Existing user-level simulators require manual hand coding for the emulation of each and every possible system effect (e.g., system call, interrupt, DMA transfer) that can impact the application.s execution. Developing such an emulator for a given operating system is a tedious exercise, and it can also be costly to maintain it to support newer versions of that operating system. Furthermore, porting the emulator to a completely different operating system might involve building it all together from scratch. The first contribution of this dissertation is a technique to automatically capture the system effects to an application. The system effects are captured in logs and then used to guide achitecture simulation. By using the proposed technique, the complexity of implementing and maintaining user-level simulators is greatly reduced. In addition, the technique guarantees deterministic simulation on uni-processor systems.

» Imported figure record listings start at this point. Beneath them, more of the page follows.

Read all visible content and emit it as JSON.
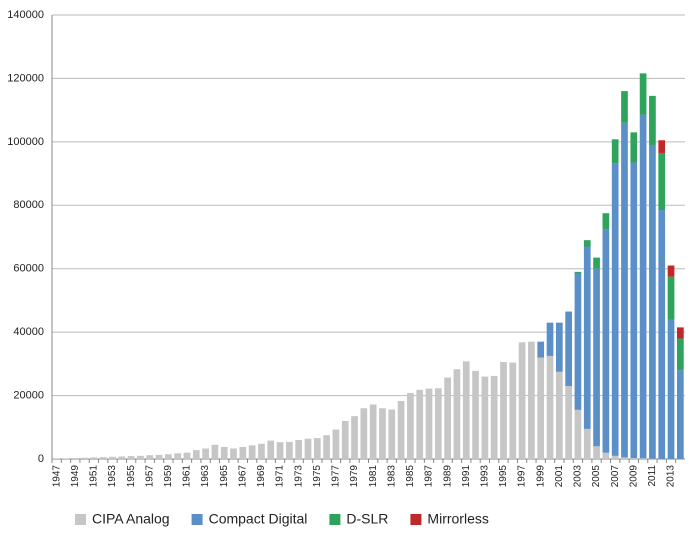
{
  "chart_data": {
    "type": "stacked_bar",
    "categories": [
      "1947",
      null,
      "1949",
      null,
      "1951",
      null,
      "1953",
      null,
      "1955",
      null,
      "1957",
      null,
      "1959",
      null,
      "1961",
      null,
      "1963",
      null,
      "1965",
      null,
      "1967",
      null,
      "1969",
      null,
      "1971",
      null,
      "1973",
      null,
      "1975",
      null,
      "1977",
      null,
      "1979",
      null,
      "1981",
      null,
      "1983",
      null,
      "1985",
      null,
      "1987",
      null,
      "1989",
      null,
      "1991",
      null,
      "1993",
      null,
      "1995",
      null,
      "1997",
      null,
      "1999",
      null,
      "2001",
      null,
      "2003",
      null,
      "2005",
      null,
      "2007",
      null,
      "2009",
      null,
      "2011",
      null,
      "2013",
      null
    ],
    "series": [
      {
        "name": "CIPA Analog",
        "color": "#c6c6c6",
        "values": [
          100,
          200,
          300,
          400,
          500,
          600,
          700,
          800,
          900,
          1000,
          1200,
          1300,
          1500,
          1800,
          2000,
          2800,
          3300,
          4500,
          3800,
          3300,
          3800,
          4300,
          4800,
          5800,
          5300,
          5400,
          6000,
          6400,
          6600,
          7500,
          9300,
          12000,
          13500,
          16000,
          17200,
          16000,
          15600,
          18300,
          20800,
          21800,
          22200,
          22300,
          25700,
          28300,
          30800,
          27800,
          26000,
          26200,
          30600,
          30400,
          36800,
          37000,
          32000,
          32500,
          27500,
          23000,
          15500,
          9500,
          4000,
          2000,
          1000,
          500,
          300,
          200,
          100,
          0,
          0,
          0
        ]
      },
      {
        "name": "Compact Digital",
        "color": "#5b8fc7",
        "values": [
          0,
          0,
          0,
          0,
          0,
          0,
          0,
          0,
          0,
          0,
          0,
          0,
          0,
          0,
          0,
          0,
          0,
          0,
          0,
          0,
          0,
          0,
          0,
          0,
          0,
          0,
          0,
          0,
          0,
          0,
          0,
          0,
          0,
          0,
          0,
          0,
          0,
          0,
          0,
          0,
          0,
          0,
          0,
          0,
          0,
          0,
          0,
          0,
          0,
          0,
          0,
          0,
          5000,
          10500,
          15500,
          23500,
          43000,
          57500,
          56000,
          70500,
          92300,
          105500,
          93200,
          108400,
          98900,
          78500,
          44000,
          28000
        ]
      },
      {
        "name": "D-SLR",
        "color": "#2ea35c",
        "values": [
          0,
          0,
          0,
          0,
          0,
          0,
          0,
          0,
          0,
          0,
          0,
          0,
          0,
          0,
          0,
          0,
          0,
          0,
          0,
          0,
          0,
          0,
          0,
          0,
          0,
          0,
          0,
          0,
          0,
          0,
          0,
          0,
          0,
          0,
          0,
          0,
          0,
          0,
          0,
          0,
          0,
          0,
          0,
          0,
          0,
          0,
          0,
          0,
          0,
          0,
          0,
          0,
          0,
          0,
          0,
          0,
          500,
          2000,
          3500,
          5000,
          7500,
          10000,
          9500,
          13000,
          15500,
          18000,
          13500,
          10000
        ]
      },
      {
        "name": "Mirrorless",
        "color": "#c0282a",
        "values": [
          0,
          0,
          0,
          0,
          0,
          0,
          0,
          0,
          0,
          0,
          0,
          0,
          0,
          0,
          0,
          0,
          0,
          0,
          0,
          0,
          0,
          0,
          0,
          0,
          0,
          0,
          0,
          0,
          0,
          0,
          0,
          0,
          0,
          0,
          0,
          0,
          0,
          0,
          0,
          0,
          0,
          0,
          0,
          0,
          0,
          0,
          0,
          0,
          0,
          0,
          0,
          0,
          0,
          0,
          0,
          0,
          0,
          0,
          0,
          0,
          0,
          0,
          0,
          0,
          0,
          4000,
          3500,
          3500
        ]
      }
    ],
    "ylim": [
      0,
      140000
    ],
    "yticks": [
      0,
      20000,
      40000,
      60000,
      80000,
      100000,
      120000,
      140000
    ],
    "grid": true,
    "legend": "bottom"
  }
}
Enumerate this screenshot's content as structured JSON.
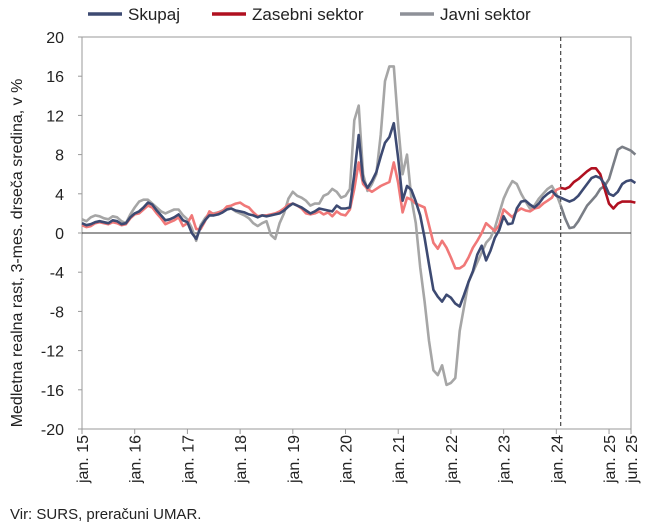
{
  "chart_data": {
    "type": "line",
    "ylabel": "Medletna realna rast, 3-mes. drseča sredina, v %",
    "ylim": [
      -20,
      20
    ],
    "y_ticks": [
      -20,
      -16,
      -12,
      -8,
      -4,
      0,
      4,
      8,
      12,
      16,
      20
    ],
    "x_tick_labels": [
      "jan. 15",
      "jan. 16",
      "jan. 17",
      "jan. 18",
      "jan. 19",
      "jan. 20",
      "jan. 21",
      "jan. 22",
      "jan. 23",
      "jan. 24",
      "jan. 25",
      "jun. 25"
    ],
    "x_tick_months": [
      0,
      12,
      24,
      36,
      48,
      60,
      72,
      84,
      96,
      108,
      120,
      125
    ],
    "x_range_months": [
      0,
      125
    ],
    "projection_start_month": 109,
    "grid": false,
    "legend_position": "top",
    "series": [
      {
        "name": "Skupaj",
        "color": "#3d4a72",
        "projection_color": "#3d4a72",
        "values": [
          1.0,
          0.8,
          0.9,
          1.1,
          1.2,
          1.1,
          1.0,
          1.3,
          1.2,
          0.9,
          1.0,
          1.6,
          2.0,
          2.2,
          2.6,
          3.1,
          2.9,
          2.3,
          1.8,
          1.3,
          1.4,
          1.6,
          1.9,
          1.3,
          1.1,
          0.0,
          -0.6,
          0.6,
          1.3,
          1.8,
          1.8,
          1.9,
          2.1,
          2.4,
          2.5,
          2.3,
          2.2,
          2.1,
          1.9,
          1.8,
          1.6,
          1.8,
          1.7,
          1.8,
          1.9,
          2.0,
          2.3,
          2.7,
          3.0,
          2.8,
          2.6,
          2.3,
          2.0,
          2.2,
          2.5,
          2.4,
          2.3,
          2.2,
          2.8,
          2.5,
          2.5,
          2.6,
          6.0,
          10.0,
          5.4,
          4.6,
          5.3,
          6.2,
          7.8,
          9.2,
          9.8,
          11.2,
          7.6,
          3.3,
          4.8,
          4.4,
          3.2,
          1.8,
          -0.5,
          -3.2,
          -5.8,
          -6.5,
          -7.0,
          -6.3,
          -6.6,
          -7.2,
          -7.5,
          -6.3,
          -5.0,
          -3.9,
          -2.2,
          -1.3,
          -2.8,
          -1.8,
          -0.5,
          0.3,
          1.7,
          0.9,
          1.0,
          2.5,
          3.2,
          3.3,
          2.9,
          2.6,
          3.0,
          3.6,
          4.0,
          4.3,
          3.8,
          3.6,
          3.4,
          3.2,
          3.4,
          3.8,
          4.4,
          5.0,
          5.6,
          5.8,
          5.6,
          5.0,
          4.0,
          3.8,
          4.2,
          5.0,
          5.3,
          5.4,
          5.1
        ]
      },
      {
        "name": "Zasebni sektor",
        "color": "#f07878",
        "projection_color": "#b01020",
        "values": [
          0.8,
          0.6,
          0.7,
          1.0,
          1.1,
          1.0,
          0.9,
          1.1,
          1.0,
          0.8,
          0.9,
          1.5,
          1.9,
          2.0,
          2.4,
          2.8,
          2.6,
          2.0,
          1.5,
          0.9,
          1.1,
          1.3,
          1.6,
          0.7,
          1.0,
          1.8,
          0.4,
          0.4,
          1.2,
          2.2,
          1.9,
          2.1,
          2.2,
          2.7,
          2.8,
          3.0,
          3.1,
          2.8,
          2.6,
          2.1,
          1.7,
          1.8,
          1.8,
          1.9,
          2.0,
          2.2,
          2.5,
          2.9,
          3.0,
          2.8,
          2.5,
          2.0,
          1.9,
          2.0,
          2.2,
          1.9,
          2.1,
          1.7,
          2.2,
          1.9,
          1.8,
          2.4,
          4.5,
          7.2,
          5.0,
          4.5,
          4.2,
          4.5,
          4.8,
          5.0,
          5.2,
          7.2,
          5.1,
          2.1,
          3.6,
          3.4,
          3.0,
          2.8,
          2.6,
          0.8,
          -1.0,
          -1.6,
          -0.8,
          -1.5,
          -2.5,
          -3.6,
          -3.6,
          -3.3,
          -2.5,
          -1.5,
          -0.8,
          0.0,
          1.0,
          0.6,
          0.2,
          0.8,
          2.4,
          2.0,
          1.6,
          2.2,
          2.5,
          2.3,
          2.2,
          2.5,
          2.6,
          3.0,
          3.3,
          3.6,
          4.4,
          4.6,
          4.5,
          4.7,
          5.2,
          5.5,
          5.9,
          6.3,
          6.6,
          6.6,
          6.0,
          4.5,
          3.0,
          2.5,
          3.0,
          3.2,
          3.2,
          3.2,
          3.1
        ]
      },
      {
        "name": "Javni sektor",
        "color": "#a6a6a6",
        "projection_color": "#7a7e86",
        "values": [
          1.4,
          1.2,
          1.6,
          1.8,
          1.7,
          1.5,
          1.4,
          1.7,
          1.6,
          1.2,
          1.0,
          1.9,
          2.6,
          3.2,
          3.4,
          3.4,
          3.0,
          2.6,
          2.2,
          2.0,
          2.2,
          2.4,
          2.4,
          1.8,
          1.4,
          0.5,
          -0.8,
          0.8,
          1.5,
          2.0,
          2.0,
          2.1,
          2.3,
          2.5,
          2.5,
          2.2,
          2.0,
          1.8,
          1.5,
          1.0,
          0.7,
          1.0,
          1.2,
          -0.2,
          -0.6,
          1.0,
          2.0,
          3.5,
          4.2,
          3.8,
          3.6,
          3.3,
          2.8,
          3.0,
          3.0,
          3.8,
          4.0,
          4.5,
          4.2,
          3.6,
          3.8,
          4.5,
          11.5,
          13.0,
          6.0,
          4.3,
          5.0,
          6.0,
          10.0,
          15.5,
          17.0,
          17.0,
          11.0,
          6.0,
          8.0,
          3.5,
          1.0,
          -3.5,
          -7.0,
          -11.0,
          -14.0,
          -14.5,
          -13.5,
          -15.5,
          -15.3,
          -14.8,
          -10.0,
          -7.5,
          -5.0,
          -4.0,
          -3.0,
          -2.0,
          -1.0,
          -0.5,
          0.5,
          2.0,
          3.5,
          4.5,
          5.3,
          5.0,
          4.0,
          3.2,
          2.5,
          2.8,
          3.5,
          4.0,
          4.5,
          4.8,
          4.0,
          2.8,
          1.5,
          0.5,
          0.6,
          1.2,
          2.0,
          2.8,
          3.3,
          3.8,
          4.5,
          4.8,
          5.5,
          7.0,
          8.5,
          8.8,
          8.6,
          8.4,
          8.0
        ]
      }
    ]
  },
  "legend": [
    {
      "label": "Skupaj",
      "color": "#3d4a72"
    },
    {
      "label": "Zasebni sektor",
      "color": "#b01020"
    },
    {
      "label": "Javni sektor",
      "color": "#8e9198"
    }
  ],
  "source": "Vir: SURS, preračuni UMAR."
}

As multi-core processors become main stream, techniques to address efficient simulation of multi-threaded workloads are needed. Simulation of multithreaded workloads on multi-core systems suffer from non-determinism across runs in different architecture configurations. If the execution paths between two simulation runs of the same benchmark, with the same input, are too different, the simulation results cannot be used to compare the configurations. The other contributions of this dissertation focus on techniques to efficiently collect simulation checkpoints for multi-threaded workloads. It extends the previous technique to efficiently collect logs for uni-processor simulation. Using these checkpoints, multi-threaded simulation in multi-core systems becomes deterministic. The deterministic simulation results in stalls that would not naturally occur in execution. This dissertation proposes techniques that allow one to accurately compare performance across architecture configurations in the presence of these stalls.